Se preguntaba entonces, ¿cómo había llegado a ese punto? En medio de un gran castillo construido en el interior de una montaña, en un recinto que no le pertenecía, a la mitad de una cena repugnante, parecido a una asquerosa masa. Se levantó sólo para volverse a caer, arrastró su cuerpo hasta una esquina de la habitación, aterrado, metro a metro se sentía más desesperado, alejaba con sus pies su anatomía de aquella atrocidad. Se llevó las garras a la cabeza, sintiendo la carne descompuesta entre sus puntiagudos dedos, sacudiéndose violento al no querer sentirse contaminado con nada de ese cuerpo ya muerto. Respiraba con dificultad, hiperventilando, sin poder aguantar más el olor, el sabor, la vista, el terror, el asco, no se creía capaz dé. Había matado al rey, lo había destrozado, magullado, y ahora más que eso, se podía considerar un monstruo en ese momento, pero su propia consciencia le decía que era lo necesario para ser libre, se repetía que era totalmente justificable, "así estaremos juntos" quizá decía. Pero no hacerle eso... ¿verdad? Las indicaciones eran matarlo y ya, no destrozarlo. Ahora veía sus manos recubiertas de ácido, carne y sangre, comenzando a gritar de mera desesperación, de horror.

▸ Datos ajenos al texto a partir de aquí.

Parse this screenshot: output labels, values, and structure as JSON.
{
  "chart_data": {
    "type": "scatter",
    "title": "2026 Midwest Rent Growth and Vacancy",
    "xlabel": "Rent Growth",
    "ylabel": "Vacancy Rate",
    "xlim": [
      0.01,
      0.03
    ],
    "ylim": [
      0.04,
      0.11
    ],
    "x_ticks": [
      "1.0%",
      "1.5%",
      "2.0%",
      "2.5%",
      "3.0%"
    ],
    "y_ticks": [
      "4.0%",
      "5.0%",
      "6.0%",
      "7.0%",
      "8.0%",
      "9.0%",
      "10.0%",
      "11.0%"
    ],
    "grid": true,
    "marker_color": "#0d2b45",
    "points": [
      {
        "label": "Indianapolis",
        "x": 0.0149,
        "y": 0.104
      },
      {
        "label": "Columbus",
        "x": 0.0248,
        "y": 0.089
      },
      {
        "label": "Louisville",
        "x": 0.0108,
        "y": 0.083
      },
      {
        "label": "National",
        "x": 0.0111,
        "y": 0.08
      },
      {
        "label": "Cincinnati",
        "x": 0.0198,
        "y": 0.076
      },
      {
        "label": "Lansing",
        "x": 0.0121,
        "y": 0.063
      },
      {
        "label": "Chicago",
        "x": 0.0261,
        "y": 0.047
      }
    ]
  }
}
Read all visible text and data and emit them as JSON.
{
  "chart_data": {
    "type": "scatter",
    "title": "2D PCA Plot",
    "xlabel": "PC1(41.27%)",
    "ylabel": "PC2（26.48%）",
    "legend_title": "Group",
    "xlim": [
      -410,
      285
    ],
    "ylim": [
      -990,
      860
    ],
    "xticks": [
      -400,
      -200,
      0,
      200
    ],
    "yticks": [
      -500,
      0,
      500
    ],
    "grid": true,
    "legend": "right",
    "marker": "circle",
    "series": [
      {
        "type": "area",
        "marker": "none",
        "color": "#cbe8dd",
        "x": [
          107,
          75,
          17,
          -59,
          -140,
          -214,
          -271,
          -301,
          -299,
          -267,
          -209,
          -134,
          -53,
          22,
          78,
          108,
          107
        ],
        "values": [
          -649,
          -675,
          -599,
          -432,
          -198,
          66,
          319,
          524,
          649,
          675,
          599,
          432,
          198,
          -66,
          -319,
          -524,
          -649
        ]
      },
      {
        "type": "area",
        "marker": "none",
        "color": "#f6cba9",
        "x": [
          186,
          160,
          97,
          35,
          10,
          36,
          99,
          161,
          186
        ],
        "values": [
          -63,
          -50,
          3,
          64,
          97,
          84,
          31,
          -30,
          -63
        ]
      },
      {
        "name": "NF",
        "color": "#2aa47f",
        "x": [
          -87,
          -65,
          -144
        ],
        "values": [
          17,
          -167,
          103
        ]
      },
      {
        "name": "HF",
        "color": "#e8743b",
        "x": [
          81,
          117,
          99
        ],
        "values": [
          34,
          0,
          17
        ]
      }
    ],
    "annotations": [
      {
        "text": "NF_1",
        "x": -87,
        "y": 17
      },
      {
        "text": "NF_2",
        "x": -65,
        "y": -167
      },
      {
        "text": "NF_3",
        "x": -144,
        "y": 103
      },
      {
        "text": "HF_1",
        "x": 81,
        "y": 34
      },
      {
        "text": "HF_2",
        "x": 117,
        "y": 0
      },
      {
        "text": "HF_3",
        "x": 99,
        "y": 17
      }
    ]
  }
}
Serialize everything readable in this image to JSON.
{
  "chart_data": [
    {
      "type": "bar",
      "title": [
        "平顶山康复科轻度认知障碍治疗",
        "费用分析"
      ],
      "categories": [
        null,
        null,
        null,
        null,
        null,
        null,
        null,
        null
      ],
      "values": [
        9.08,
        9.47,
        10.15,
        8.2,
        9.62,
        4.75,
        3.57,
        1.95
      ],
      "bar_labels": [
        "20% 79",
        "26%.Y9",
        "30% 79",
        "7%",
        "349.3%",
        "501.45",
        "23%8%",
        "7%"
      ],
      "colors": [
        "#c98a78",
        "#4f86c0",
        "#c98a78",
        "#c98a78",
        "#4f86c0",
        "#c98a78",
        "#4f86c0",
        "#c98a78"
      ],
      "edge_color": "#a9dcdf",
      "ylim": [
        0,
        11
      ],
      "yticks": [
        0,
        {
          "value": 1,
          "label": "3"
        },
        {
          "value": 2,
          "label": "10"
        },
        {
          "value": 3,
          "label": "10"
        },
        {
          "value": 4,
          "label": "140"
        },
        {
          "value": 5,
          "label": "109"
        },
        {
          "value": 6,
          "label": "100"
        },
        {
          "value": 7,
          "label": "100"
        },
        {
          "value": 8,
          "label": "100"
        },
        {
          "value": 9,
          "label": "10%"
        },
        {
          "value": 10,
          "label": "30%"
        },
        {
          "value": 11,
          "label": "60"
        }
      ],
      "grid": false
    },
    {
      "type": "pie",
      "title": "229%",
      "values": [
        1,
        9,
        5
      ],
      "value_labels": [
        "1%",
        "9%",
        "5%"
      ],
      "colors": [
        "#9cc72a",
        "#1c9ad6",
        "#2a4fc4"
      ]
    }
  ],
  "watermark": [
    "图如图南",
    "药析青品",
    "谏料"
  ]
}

Preguntándose así, ¿por qué había hecho eso desde un principio? Recordando su vida antes de todo ese alboroto, no sabía qué pensar. ¿Lo extrañaría? Tal vez, pero sabía que no podría mantener ese estilo hasta que él decidiera su destino. Tragó saliva. Volvió a sollozar hasta perder la cabeza, le palpitaba de una manera tan dolorosa que sólo podía llorar para aliviarlo, para seguir enrojeciendo sus ojos, esos ojos que no compartía con nadie más que con él, que en medio de su locura le arrancó el único que le quedaba y lo hizo masilla. Tragó saliva nuevamente. Con cada segundo que pasaba, se sentía más impuro, tenía ganas de vomitar, de regresar, de hacer el tiempo retornar y que él siguiera vivo, para tal vez, poder hablar, redirigir esa conversación a algo menos violento, a algo menos desesperado, a posiblemente, un acuerdo. Pero lo había llamado "muchacho tonto" y lo lanzó por la borda, escapó y ahora Canetalín lo había perseguido como un depredador a su presa, un león primerizo que, a pesar de su inexperiencia, podrá comer a la gacela. Quizá debió pensarlo mejor, porque ahora estaba muerto.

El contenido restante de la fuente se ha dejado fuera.